Jean-François Cloutier
Argent
L'acquisition de l'abattoir Levinoff-Colbex, de Saint-Cyrille-de-Wendover, par la Fédération des producteurs de bovins du Québec (FPBQ) devrait coûter au moins 30 M$ aux contribuables québécois, qui avaient déjà offert une aide de 19 M$ aux producteurs pour les aider à surmonter la crise de la vache folle en 2004-2005.
Censée permettre aux producteurs de bœufs d'obtenir le « juste prix » pour leurs bêtes, la gestion de l'abattoir, acheté au coût de 62,5 M$ par la FPBQ, aura finalement fait exploser la facture pour Québec.
Le bras de l'État québécois, Investissement Québec, a contribué à hauteur de 19,5 M$ à l'acquisition en faisant un prêt à la Fédération. Une marge de crédit de 10 M$ contractée auprès de la Banque Nationale était aussi garantie par IQ.
En fin d'après-midi, mardi, la porte-parole d'IQ, Chantal Corbeil, n'avait pas rappelé Argent pour chiffrer la perte attendue. Selon plusieurs observateurs, il est toutefois vraisemblable que la société d'État perde toute sa mise dans l'aventure.
L'Union paysanne, un syndicat qui s'oppose au monopole de l'UPA dans le domaine agricole, soutient que la Fédération a réussi le tour de force de transformer en six ans une « entreprise privée rentable » en « une entreprise UPA en faillite technique ».
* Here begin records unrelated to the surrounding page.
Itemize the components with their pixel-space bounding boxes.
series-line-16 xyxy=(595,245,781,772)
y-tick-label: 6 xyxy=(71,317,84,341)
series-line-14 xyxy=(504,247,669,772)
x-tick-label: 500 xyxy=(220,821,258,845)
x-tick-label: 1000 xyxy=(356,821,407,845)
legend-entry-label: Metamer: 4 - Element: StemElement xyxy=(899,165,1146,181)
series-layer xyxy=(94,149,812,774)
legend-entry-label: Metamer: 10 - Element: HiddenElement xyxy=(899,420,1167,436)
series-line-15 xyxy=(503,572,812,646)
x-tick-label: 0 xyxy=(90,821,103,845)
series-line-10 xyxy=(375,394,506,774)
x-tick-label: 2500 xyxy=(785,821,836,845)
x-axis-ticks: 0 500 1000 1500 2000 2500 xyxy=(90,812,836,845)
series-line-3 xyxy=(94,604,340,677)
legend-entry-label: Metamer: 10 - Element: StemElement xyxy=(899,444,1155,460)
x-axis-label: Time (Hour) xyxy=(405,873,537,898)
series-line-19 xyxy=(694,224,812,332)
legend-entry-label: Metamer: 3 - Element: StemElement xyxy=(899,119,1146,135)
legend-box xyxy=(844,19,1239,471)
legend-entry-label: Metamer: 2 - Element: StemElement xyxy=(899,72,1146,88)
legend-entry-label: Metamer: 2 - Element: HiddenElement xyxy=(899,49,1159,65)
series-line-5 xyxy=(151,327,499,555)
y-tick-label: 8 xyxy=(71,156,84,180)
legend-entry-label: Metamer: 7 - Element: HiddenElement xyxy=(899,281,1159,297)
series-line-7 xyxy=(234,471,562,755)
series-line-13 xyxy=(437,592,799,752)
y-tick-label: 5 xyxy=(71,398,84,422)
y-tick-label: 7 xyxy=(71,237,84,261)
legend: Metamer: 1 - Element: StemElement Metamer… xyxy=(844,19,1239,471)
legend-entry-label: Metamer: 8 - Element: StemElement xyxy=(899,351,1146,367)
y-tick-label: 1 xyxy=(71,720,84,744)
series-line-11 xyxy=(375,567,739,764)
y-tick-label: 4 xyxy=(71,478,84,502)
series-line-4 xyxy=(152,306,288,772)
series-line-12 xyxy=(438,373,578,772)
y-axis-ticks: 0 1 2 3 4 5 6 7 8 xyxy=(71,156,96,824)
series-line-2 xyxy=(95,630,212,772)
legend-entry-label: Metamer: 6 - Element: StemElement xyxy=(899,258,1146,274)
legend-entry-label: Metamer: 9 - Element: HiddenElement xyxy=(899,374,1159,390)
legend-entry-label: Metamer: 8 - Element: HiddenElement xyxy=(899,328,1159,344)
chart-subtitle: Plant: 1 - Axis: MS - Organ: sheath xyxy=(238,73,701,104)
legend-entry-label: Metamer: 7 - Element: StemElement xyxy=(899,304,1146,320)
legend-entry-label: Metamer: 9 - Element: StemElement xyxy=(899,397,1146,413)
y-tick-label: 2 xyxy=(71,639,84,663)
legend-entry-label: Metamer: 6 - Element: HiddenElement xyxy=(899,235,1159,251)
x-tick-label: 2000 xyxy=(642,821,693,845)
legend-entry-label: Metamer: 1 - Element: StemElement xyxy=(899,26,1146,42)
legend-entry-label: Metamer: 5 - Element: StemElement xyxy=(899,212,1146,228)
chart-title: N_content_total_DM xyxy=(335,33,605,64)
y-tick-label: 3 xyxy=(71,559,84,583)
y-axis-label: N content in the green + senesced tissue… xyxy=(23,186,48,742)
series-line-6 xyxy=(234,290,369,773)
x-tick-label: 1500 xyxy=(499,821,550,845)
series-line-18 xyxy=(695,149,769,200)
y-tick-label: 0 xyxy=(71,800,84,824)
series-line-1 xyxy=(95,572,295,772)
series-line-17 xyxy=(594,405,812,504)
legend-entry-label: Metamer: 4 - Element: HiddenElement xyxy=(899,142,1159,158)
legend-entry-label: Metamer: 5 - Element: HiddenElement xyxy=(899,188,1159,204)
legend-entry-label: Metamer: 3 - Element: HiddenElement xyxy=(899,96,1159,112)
L'abattoir aurait subi des pertes annuelles entre 5 et 9 M$ depuis 2007, selon l'ex-président de l'Association de défense des producteurs de bovins, Rudolphe Bingelli.
En entrevue, il a souligné que la Fédération a été aveuglée par une situation on ne peut plus temporaire et a payé un prix « quatre fois trop élevé» pour l'abattoir.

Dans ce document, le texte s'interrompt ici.